Veja, na lista abaixo, cinco habilidades que empresários de sucesso aprendem desde a infância:

  • 1. Consciência comercial

    Alguns adultos não têm ideia de como o dinheiro se move na economia. Em um dia, eles reclamam sobre o subfinanciamento dos serviços públicos, no dia seguinte, estão recebendo um aumento salarial e reclamam do aumento do imposto devido. Deve ser confuso.

    Ter a compreensão básica do mecanismo de oferta e demanda –e de como esse mecanismo está em todos os lugares que você olha– é uma base sólida a partir da qual alguém pode evoluir. Aprender esse tipo de assunto começa na observação das operações comerciais do dia a dia e na reflexão sobre elas. Por que aquele restaurante está cheio e o que eles poderiam fazer para atender mais clientes? Por que há uma fila? Por que a loja está fechando ou o que poderia ser aberto em seu lugar?
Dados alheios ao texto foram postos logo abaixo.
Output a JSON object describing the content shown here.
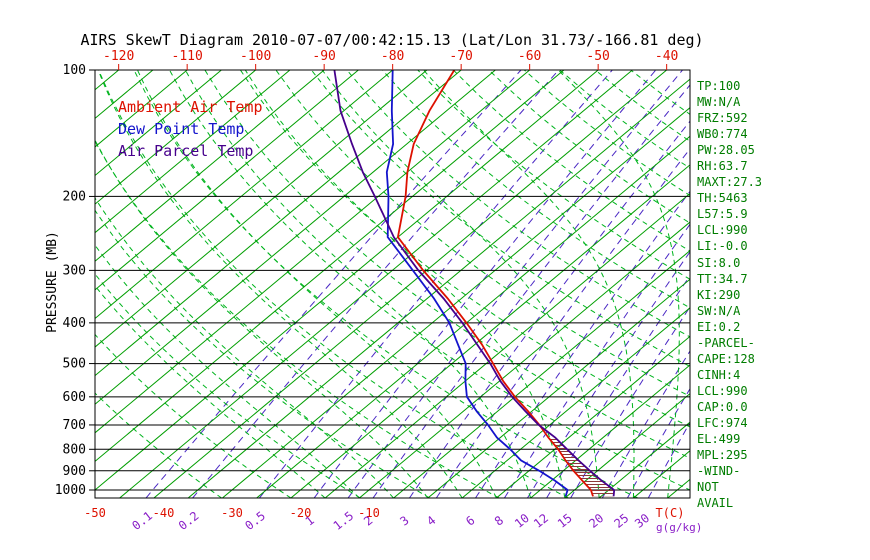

    Um próximo passo é perceber e avaliar propagandas: se elas fizeram seu trabalho com sucesso e fizeram as pessoas quererem comprar o que está sendo vendido. Quando eu era pequeno, queria um certo brinquedo que era anunciado na televisão. Meu pai e eu dissecamos o anúncio para descobrir o porquê. Acontece que era a melodia cativante do tema e o fato de que a garota no anúncio se parecia comigo. A propaganda, de repente, não tinha mais poder sobre meus hábitos de compra de infância e aprendi sobre marketing ao mesmo tempo.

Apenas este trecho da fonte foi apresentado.